Levantamos un drone para registrar lo que está ocurriendo. Desde el aire, la pantalla muestra un paisaje partido. A un lado, el monte nativo que aún resiste con su mezcla de verdes. Al otro, un terreno arrasado, de tonos tierra, donde la vegetación fue barrida por el paso de la máquina.
En esas primeras tomas aéreas aparece una topadora, pero está detenida. Volamos durante algunos minutos, esperando que arranque, pero inesperadamente el drone pide un cambio de batería. “La perdimos”, dijo el piloto.
Hacemos un segundo intento y encontramos una en movimiento. “Podés bajarlo un poco. La máquina hace tanto ruido que el tractorista no escucha el drone”, le dice su compañero. Y entonces la vemos: la topadora se desplaza de forma recta y constante, como si trazara una cicatriz sobre el monte. Envuelta en un humo blanco, se mueve con precisión mecánica, encadenando movimientos: avanza, empuja, aplasta.
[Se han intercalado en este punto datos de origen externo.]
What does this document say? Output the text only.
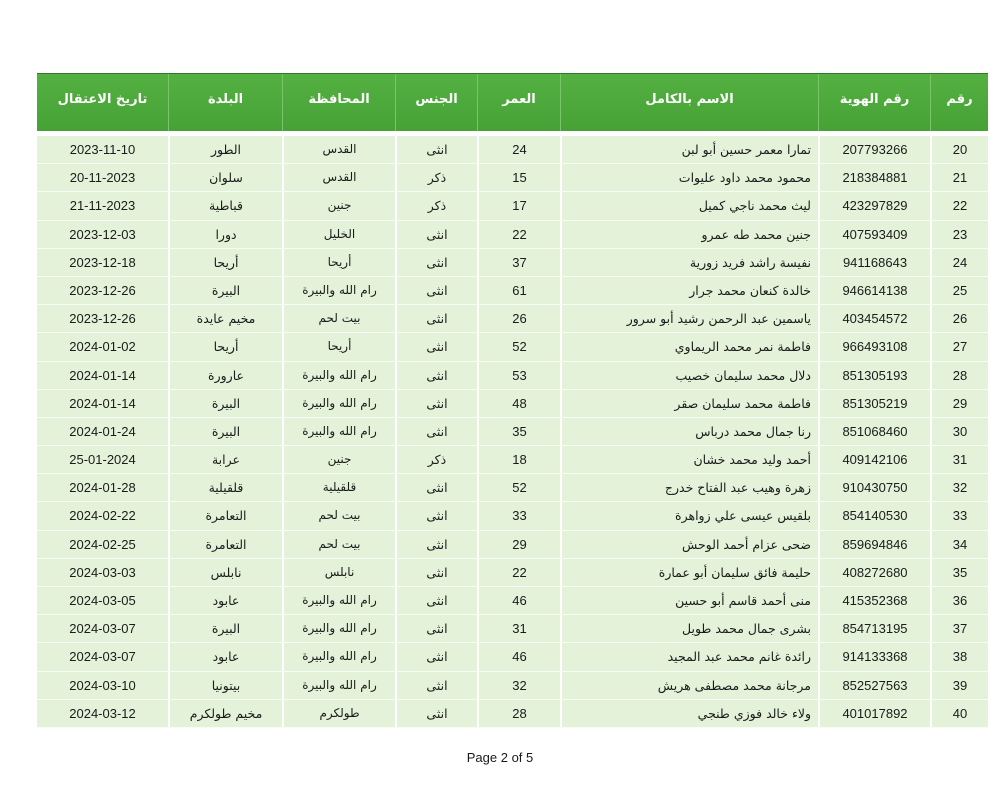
رقم
رقم الهوية
الاسم بالكامل
العمر
الجنس
المحافظة
البلدة
تاريخ الاعتقال
20
207793266
تمارا معمر حسين أبو لبن
24
انثى
القدس
الطور
2023-11-10
21
218384881
محمود محمد داود عليوات
15
ذكر
القدس
سلوان
20-11-2023
22
423297829
ليث محمد ناجي كميل
17
ذكر
جنين
قباطية
21-11-2023
23
407593409
جنين محمد طه عمرو
22
انثى
الخليل
دورا
2023-12-03
24
941168643
نفيسة راشد فريد زورية
37
انثى
أريحا
أريحا
2023-12-18
25
946614138
خالدة كنعان محمد جرار
61
انثى
رام الله والبيرة
البيرة
2023-12-26
26
403454572
ياسمين عبد الرحمن رشيد أبو سرور
26
انثى
بيت لحم
مخيم عايدة
2023-12-26
27
966493108
فاطمة نمر محمد الريماوي
52
انثى
أريحا
أريحا
2024-01-02
28
851305193
دلال محمد سليمان خصيب
53
انثى
رام الله والبيرة
عارورة
2024-01-14
29
851305219
فاطمة محمد سليمان صقر
48
انثى
رام الله والبيرة
البيرة
2024-01-14
30
851068460
رنا جمال محمد درباس
35
انثى
رام الله والبيرة
البيرة
2024-01-24
31
409142106
أحمد وليد محمد خشان
18
ذكر
جنين
عرابة
25-01-2024
32
910430750
زهرة وهيب عبد الفتاح خدرج
52
انثى
قلقيلية
قلقيلية
2024-01-28
33
854140530
بلقيس عيسى علي زواهرة
33
انثى
بيت لحم
التعامرة
2024-02-22
34
859694846
ضحى عزام أحمد الوحش
29
انثى
بيت لحم
التعامرة
2024-02-25
35
408272680
حليمة فائق سليمان أبو عمارة
22
انثى
نابلس
نابلس
2024-03-03
36
415352368
منى أحمد قاسم أبو حسين
46
انثى
رام الله والبيرة
عابود
2024-03-05
37
854713195
بشرى جمال محمد طويل
31
انثى
رام الله والبيرة
البيرة
2024-03-07
38
914133368
رائدة غانم محمد عبد المجيد
46
انثى
رام الله والبيرة
عابود
2024-03-07
39
852527563
مرجانة محمد مصطفى هريش
32
انثى
رام الله والبيرة
بيتونيا
2024-03-10
40
401017892
ولاء خالد فوزي طنجي
28
انثى
طولكرم
مخيم طولكرم
2024-03-12
Page 2 of 5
Los árboles caen uno atrás de otro como fichas de un dominó.
Terminamos de registrar el material, subimos a la camioneta y nos alejamos en silencio. Acabamos de presenciar cómo desaparece un monte en tiempo real.
Las voces del monte
“Nosotros los pequeños campesinos sufrimos los efectos del desmonte. Se secan los árboles y no hay recursos para la producción ganadera. Los animales lo padecen muchísimo y los seres humanos, también”, dice Teófila Palma.
Teófila tiene 59 años, es docente jubilada y una de las principales dirigentes de la Federación Nacional Campesina (FNC), una organización que nuclea a pequeños productores agrícolas y ganaderos del norte argentino. Desde Las Lomitas, donde vive, se traslada con frecuencia a su pequeña granja en Pozo del Mortero. Ese predio, de 150 hectáreas, es una fracción de las 1.200 que antes pertenecían a su familia. Fue la única de sus ocho hermanos que decidió conservar la tierra. Allí nos recibió con mate, té, pan casero y sus perros, Bob y Remigio.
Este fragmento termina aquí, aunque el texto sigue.